Oven with ventilated air between 80-120°C, for the time necessary for complete removal of humidity.


The use of nanotechnology in tricationic phosphating represents an important evolution in this field. These technologies aim to improve the quality, uniformity and functionality of the phosphate coating, as well as reduce the environmental impact of the process. Below are some examples of nanotechnologies used or in development:

Metal Oxide Nanoparticles

Adding nanoparticles of metal oxides, such as titanium dioxide (TiO2) or zinc oxide (ZnO), to the phosphating solution can improve the properties of the coating, in terms of increasing the corrosion resistance of paint adhesion .

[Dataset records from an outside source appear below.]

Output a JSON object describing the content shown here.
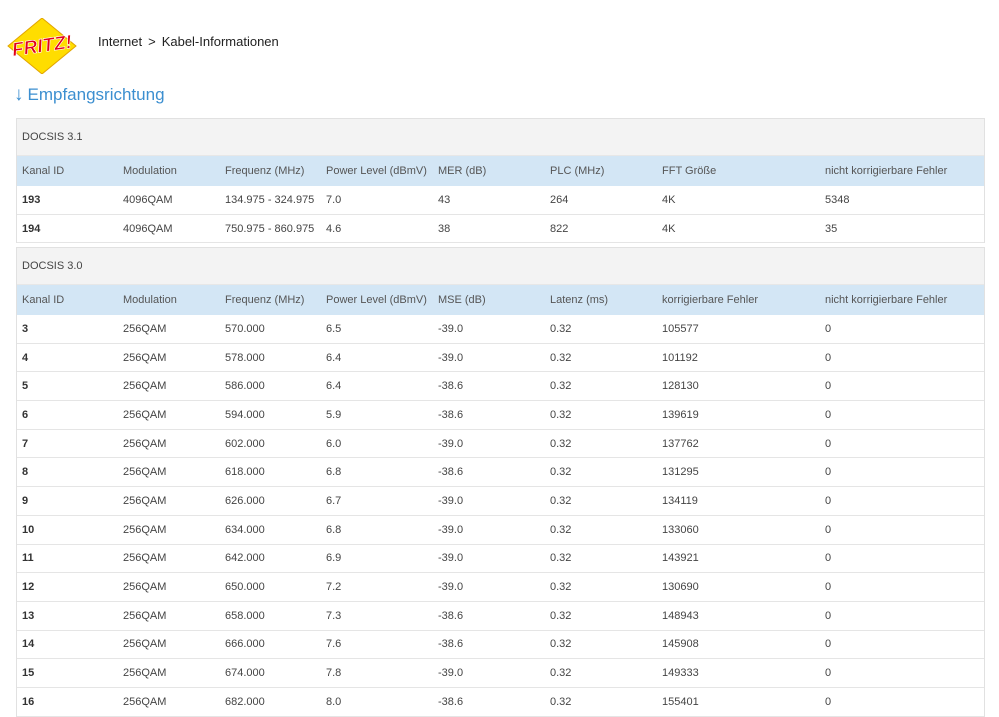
{
  "logo": {
    "text": "FRITZ!",
    "colors": {
      "red": "#e2001a",
      "yellow": "#ffdd00"
    }
  },
  "breadcrumb": {
    "items": [
      "Internet",
      "Kabel-Informationen"
    ],
    "separator": ">"
  },
  "section": {
    "arrow": "↓",
    "title": "Empfangsrichtung"
  },
  "colors": {
    "accent": "#3c8fd0",
    "header_bg": "#d3e6f5",
    "panel_head_bg": "#f3f3f3"
  },
  "docsis31": {
    "title": "DOCSIS 3.1",
    "columns": [
      "Kanal ID",
      "Modulation",
      "Frequenz (MHz)",
      "Power Level (dBmV)",
      "MER (dB)",
      "PLC (MHz)",
      "FFT Größe",
      "nicht korrigierbare Fehler"
    ],
    "rows": [
      [
        "193",
        "4096QAM",
        "134.975 - 324.975",
        "7.0",
        "43",
        "264",
        "4K",
        "5348"
      ],
      [
        "194",
        "4096QAM",
        "750.975 - 860.975",
        "4.6",
        "38",
        "822",
        "4K",
        "35"
      ]
    ]
  },
  "docsis30": {
    "title": "DOCSIS 3.0",
    "columns": [
      "Kanal ID",
      "Modulation",
      "Frequenz (MHz)",
      "Power Level (dBmV)",
      "MSE (dB)",
      "Latenz (ms)",
      "korrigierbare Fehler",
      "nicht korrigierbare Fehler"
    ],
    "rows": [
      [
        "3",
        "256QAM",
        "570.000",
        "6.5",
        "-39.0",
        "0.32",
        "105577",
        "0"
      ],
      [
        "4",
        "256QAM",
        "578.000",
        "6.4",
        "-39.0",
        "0.32",
        "101192",
        "0"
      ],
      [
        "5",
        "256QAM",
        "586.000",
        "6.4",
        "-38.6",
        "0.32",
        "128130",
        "0"
      ],
      [
        "6",
        "256QAM",
        "594.000",
        "5.9",
        "-38.6",
        "0.32",
        "139619",
        "0"
      ],
      [
        "7",
        "256QAM",
        "602.000",
        "6.0",
        "-39.0",
        "0.32",
        "137762",
        "0"
      ],
      [
        "8",
        "256QAM",
        "618.000",
        "6.8",
        "-38.6",
        "0.32",
        "131295",
        "0"
      ],
      [
        "9",
        "256QAM",
        "626.000",
        "6.7",
        "-39.0",
        "0.32",
        "134119",
        "0"
      ],
      [
        "10",
        "256QAM",
        "634.000",
        "6.8",
        "-39.0",
        "0.32",
        "133060",
        "0"
      ],
      [
        "11",
        "256QAM",
        "642.000",
        "6.9",
        "-39.0",
        "0.32",
        "143921",
        "0"
      ],
      [
        "12",
        "256QAM",
        "650.000",
        "7.2",
        "-39.0",
        "0.32",
        "130690",
        "0"
      ],
      [
        "13",
        "256QAM",
        "658.000",
        "7.3",
        "-38.6",
        "0.32",
        "148943",
        "0"
      ],
      [
        "14",
        "256QAM",
        "666.000",
        "7.6",
        "-38.6",
        "0.32",
        "145908",
        "0"
      ],
      [
        "15",
        "256QAM",
        "674.000",
        "7.8",
        "-39.0",
        "0.32",
        "149333",
        "0"
      ],
      [
        "16",
        "256QAM",
        "682.000",
        "8.0",
        "-38.6",
        "0.32",
        "155401",
        "0"
      ]
    ]
  }
}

The nanoparticles act as nucleants, promoting the formation of smaller, more uniform phosphate crystals, which better cover the metal surface.

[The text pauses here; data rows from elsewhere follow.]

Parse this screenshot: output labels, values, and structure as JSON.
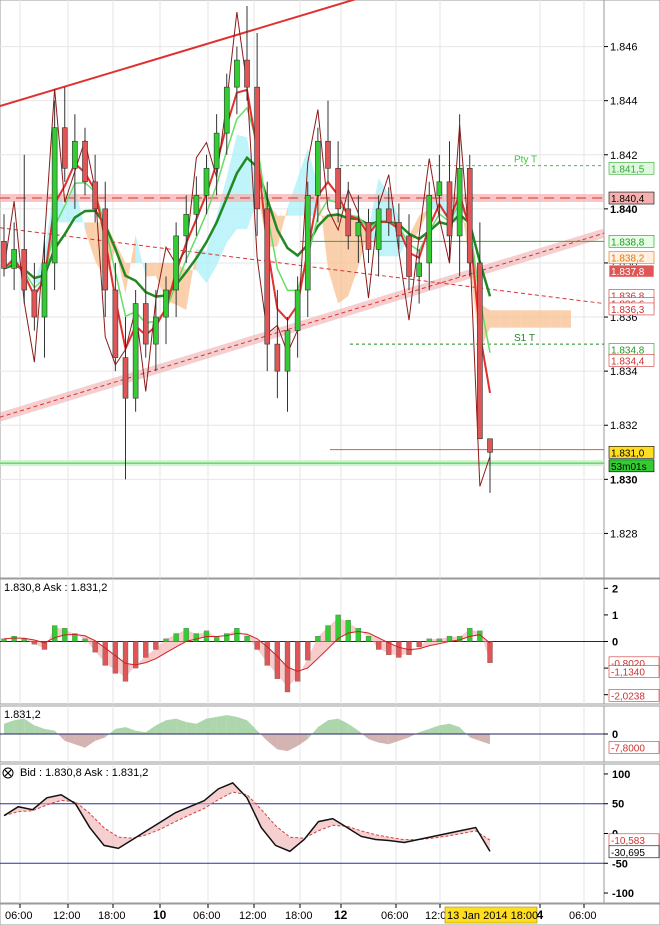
{
  "colors": {
    "bull": "#33cc33",
    "bear": "#e05555",
    "cloud_up": "#a8f0f8",
    "cloud_down": "#f8c090",
    "grid": "#e6e6e6",
    "axis_text": "#000000",
    "hist_up": "#33cc33",
    "hist_down": "#e05555"
  },
  "chart_data": [
    {
      "type": "line",
      "name": "price",
      "y_ticks": [
        "1.846",
        "1.844",
        "1.842",
        "1.840",
        "1.838",
        "1.836",
        "1.834",
        "1.832",
        "1.830",
        "1.828"
      ],
      "ylim": [
        1.8265,
        1.8475
      ],
      "x_ticks": [
        "06:00",
        "12:00",
        "18:00",
        "10",
        "06:00",
        "12:00",
        "18:00",
        "12",
        "06:00",
        "12:00",
        "4",
        "06:00"
      ],
      "time_label": "13 Jan 2014 18:00",
      "price_labels": [
        {
          "text": "1.841,5",
          "value": 1.8415,
          "color": "#dff7df",
          "fg": "#33aa33"
        },
        {
          "text": "1.840,4",
          "value": 1.8404,
          "color": "#f5b0b0",
          "fg": "#000000"
        },
        {
          "text": "1.838,8",
          "value": 1.8388,
          "color": "#e6ffe6",
          "fg": "#229922"
        },
        {
          "text": "1.838,2",
          "value": 1.8382,
          "color": "#fff0e0",
          "fg": "#dd7711"
        },
        {
          "text": "1.837,8",
          "value": 1.8377,
          "color": "#e05555",
          "fg": "#ffffff"
        },
        {
          "text": "1.836,8",
          "value": 1.8368,
          "color": "#ffffff",
          "fg": "#cc3333"
        },
        {
          "text": "1.836,6",
          "value": 1.8365,
          "color": "#ffffff",
          "fg": "#cc3333"
        },
        {
          "text": "1.836,3",
          "value": 1.8363,
          "color": "#ffffff",
          "fg": "#cc3333"
        },
        {
          "text": "1.834,8",
          "value": 1.8348,
          "color": "#ffffff",
          "fg": "#229922"
        },
        {
          "text": "1.834,4",
          "value": 1.8344,
          "color": "#ffffff",
          "fg": "#cc3333"
        },
        {
          "text": "1.831,0",
          "value": 1.831,
          "color": "#ffdd22",
          "fg": "#000000"
        },
        {
          "text": "53m01s",
          "value": 1.8305,
          "color": "#33cc33",
          "fg": "#000000"
        }
      ],
      "annotations": [
        {
          "text": "Pty T",
          "value": 1.8416,
          "color": "#33cc33"
        },
        {
          "text": "S1 T",
          "value": 1.835,
          "color": "#228822"
        }
      ],
      "candles": [
        [
          1.8388,
          1.8398,
          1.8375,
          1.8378
        ],
        [
          1.8378,
          1.8395,
          1.837,
          1.8385
        ],
        [
          1.8385,
          1.842,
          1.8365,
          1.837
        ],
        [
          1.837,
          1.838,
          1.8355,
          1.836
        ],
        [
          1.836,
          1.839,
          1.8345,
          1.838
        ],
        [
          1.838,
          1.844,
          1.837,
          1.843
        ],
        [
          1.843,
          1.8445,
          1.841,
          1.8415
        ],
        [
          1.8415,
          1.8435,
          1.84,
          1.8425
        ],
        [
          1.8425,
          1.843,
          1.8405,
          1.841
        ],
        [
          1.841,
          1.842,
          1.8395,
          1.84
        ],
        [
          1.84,
          1.841,
          1.836,
          1.837
        ],
        [
          1.837,
          1.838,
          1.834,
          1.8345
        ],
        [
          1.8345,
          1.836,
          1.83,
          1.833
        ],
        [
          1.833,
          1.837,
          1.8325,
          1.8365
        ],
        [
          1.8365,
          1.838,
          1.8345,
          1.835
        ],
        [
          1.835,
          1.837,
          1.834,
          1.836
        ],
        [
          1.836,
          1.8375,
          1.835,
          1.837
        ],
        [
          1.837,
          1.8395,
          1.836,
          1.839
        ],
        [
          1.839,
          1.8405,
          1.838,
          1.8398
        ],
        [
          1.8398,
          1.8412,
          1.839,
          1.8405
        ],
        [
          1.8405,
          1.842,
          1.8398,
          1.8415
        ],
        [
          1.8415,
          1.8435,
          1.8405,
          1.8428
        ],
        [
          1.8428,
          1.845,
          1.842,
          1.8445
        ],
        [
          1.8445,
          1.846,
          1.8435,
          1.8455
        ],
        [
          1.8455,
          1.8475,
          1.844,
          1.8445
        ],
        [
          1.8445,
          1.8465,
          1.839,
          1.84
        ],
        [
          1.84,
          1.841,
          1.834,
          1.835
        ],
        [
          1.835,
          1.837,
          1.833,
          1.834
        ],
        [
          1.834,
          1.836,
          1.8325,
          1.8355
        ],
        [
          1.8355,
          1.8375,
          1.8345,
          1.837
        ],
        [
          1.837,
          1.841,
          1.836,
          1.8405
        ],
        [
          1.8405,
          1.843,
          1.8395,
          1.8425
        ],
        [
          1.8425,
          1.844,
          1.841,
          1.8415
        ],
        [
          1.8415,
          1.8425,
          1.8395,
          1.84
        ],
        [
          1.84,
          1.841,
          1.8385,
          1.839
        ],
        [
          1.839,
          1.8405,
          1.838,
          1.8395
        ],
        [
          1.8395,
          1.84,
          1.838,
          1.8385
        ],
        [
          1.8385,
          1.8405,
          1.8375,
          1.84
        ],
        [
          1.84,
          1.8408,
          1.839,
          1.8395
        ],
        [
          1.8395,
          1.8402,
          1.8385,
          1.839
        ],
        [
          1.839,
          1.8398,
          1.837,
          1.8375
        ],
        [
          1.8375,
          1.8385,
          1.8365,
          1.838
        ],
        [
          1.838,
          1.841,
          1.837,
          1.8405
        ],
        [
          1.8405,
          1.842,
          1.8395,
          1.841
        ],
        [
          1.841,
          1.8425,
          1.838,
          1.839
        ],
        [
          1.839,
          1.8435,
          1.8375,
          1.8415
        ],
        [
          1.8415,
          1.842,
          1.8375,
          1.838
        ],
        [
          1.838,
          1.8395,
          1.8315,
          1.8315
        ],
        [
          1.8315,
          1.8315,
          1.8295,
          1.831
        ]
      ]
    },
    {
      "type": "bar",
      "name": "macd",
      "header": "1.830,8 Ask : 1.831,2",
      "y_ticks": [
        "2",
        "1",
        "0",
        "-1",
        "-2"
      ],
      "ylim": [
        -2.2,
        2.2
      ],
      "price_labels": [
        {
          "text": "-0,8020",
          "value": -0.802,
          "color": "#ffffff",
          "fg": "#cc3333"
        },
        {
          "text": "-1,1340",
          "value": -1.134,
          "color": "#ffffff",
          "fg": "#cc3333"
        },
        {
          "text": "-2,0238",
          "value": -2.0238,
          "color": "#ffffff",
          "fg": "#cc3333"
        }
      ],
      "values": [
        0.1,
        0.2,
        0.1,
        -0.1,
        -0.3,
        0.6,
        0.5,
        0.3,
        0.1,
        -0.4,
        -0.9,
        -1.2,
        -1.5,
        -1.0,
        -0.6,
        -0.3,
        0.1,
        0.3,
        0.5,
        0.3,
        0.4,
        0.2,
        0.3,
        0.5,
        0.2,
        -0.3,
        -0.9,
        -1.4,
        -1.9,
        -1.5,
        -0.7,
        0.2,
        0.6,
        1.0,
        0.8,
        0.5,
        0.2,
        -0.3,
        -0.5,
        -0.6,
        -0.5,
        -0.2,
        0.1,
        0.1,
        0.2,
        0.2,
        0.5,
        0.4,
        -0.8
      ]
    },
    {
      "type": "area",
      "name": "oscillator",
      "header": "1.831,2",
      "y_ticks": [
        "0"
      ],
      "ylim": [
        -14,
        14
      ],
      "price_labels": [
        {
          "text": "-7,8000",
          "value": -7.8,
          "color": "#ffffff",
          "fg": "#cc3333"
        }
      ],
      "values": [
        6,
        8,
        9,
        5,
        3,
        2,
        -4,
        -6,
        -8,
        -4,
        -2,
        3,
        4,
        2,
        1,
        5,
        8,
        9,
        7,
        6,
        9,
        10,
        11,
        10,
        8,
        2,
        -4,
        -9,
        -10,
        -7,
        -3,
        4,
        8,
        9,
        6,
        2,
        -3,
        -5,
        -6,
        -4,
        -2,
        1,
        3,
        5,
        6,
        4,
        -2,
        -4,
        -6
      ]
    },
    {
      "type": "line",
      "name": "stochastic",
      "header": "Bid : 1.830,8 Ask : 1.831,2",
      "y_ticks": [
        "100",
        "50",
        "0",
        "-50",
        "-100"
      ],
      "ylim": [
        -110,
        110
      ],
      "price_labels": [
        {
          "text": "-10,583",
          "value": -10.583,
          "color": "#ffffff",
          "fg": "#cc3333"
        },
        {
          "text": "-30,695",
          "value": -30.695,
          "color": "#ffffff",
          "fg": "#000000"
        }
      ],
      "values": [
        30,
        45,
        40,
        60,
        65,
        50,
        10,
        -20,
        -25,
        -10,
        5,
        20,
        35,
        45,
        55,
        75,
        85,
        60,
        10,
        -20,
        -30,
        -10,
        20,
        25,
        10,
        -5,
        -10,
        -12,
        -15,
        -10,
        -5,
        0,
        5,
        10,
        -30
      ]
    }
  ]
}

Nano-silica (SiO2) can be incorporated into the phosphating solution. It improves the hardness and wear resistance of the phosphating coating. The nano-silica particles integrate into the phosphate matrix, creating a more compact and resistant structure.

Cerium nanoparticles

Cerium (CeO2) nanoparticles can be used as additives in phosphating solutions, offering excellent anti-corrosion properties and reducing the need for chromium-based additives, which are toxic. and nanoparticles form an additional protective layer on the metal surface, preventing corrosion from spreading.

Carbon nanoparticles

Inclusion of graphene or carbon nanotubes in the phosphating solution. They improve the electrical conductivity and mechanical strength of the coating by strengthening the phosphate matrix and improve the electrical properties of the coating, making it useful for specific applications.

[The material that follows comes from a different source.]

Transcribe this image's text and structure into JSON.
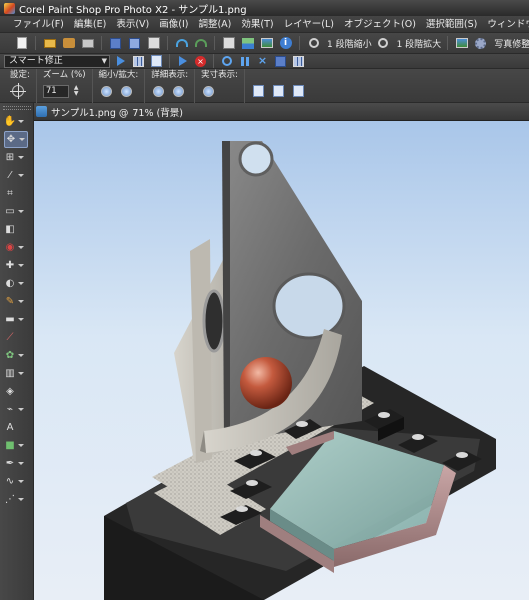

The tricationic phosphating process is essential for improving the surface properties of metals, ensuring corrosion resistance, paint adhesion and reduced wear. The correct execution of each phase, from the initial degreasing to all the phosphating steps, guarantees a uniform and high quality coating, which allows reaching high standards of resistance in salt spray, managing to exceed even 1000 hours with a single layer. of paint and without the need for primer.

On the other hand, the complexity of the process, the length of the plant, the maintenance, the frequent analytical analyses, the management costs and the dangerousness of the chemicals used make this treatment less and less expanding, thanks above all to the modern nanotechnologies which are rapidly replacing the old pretreatments.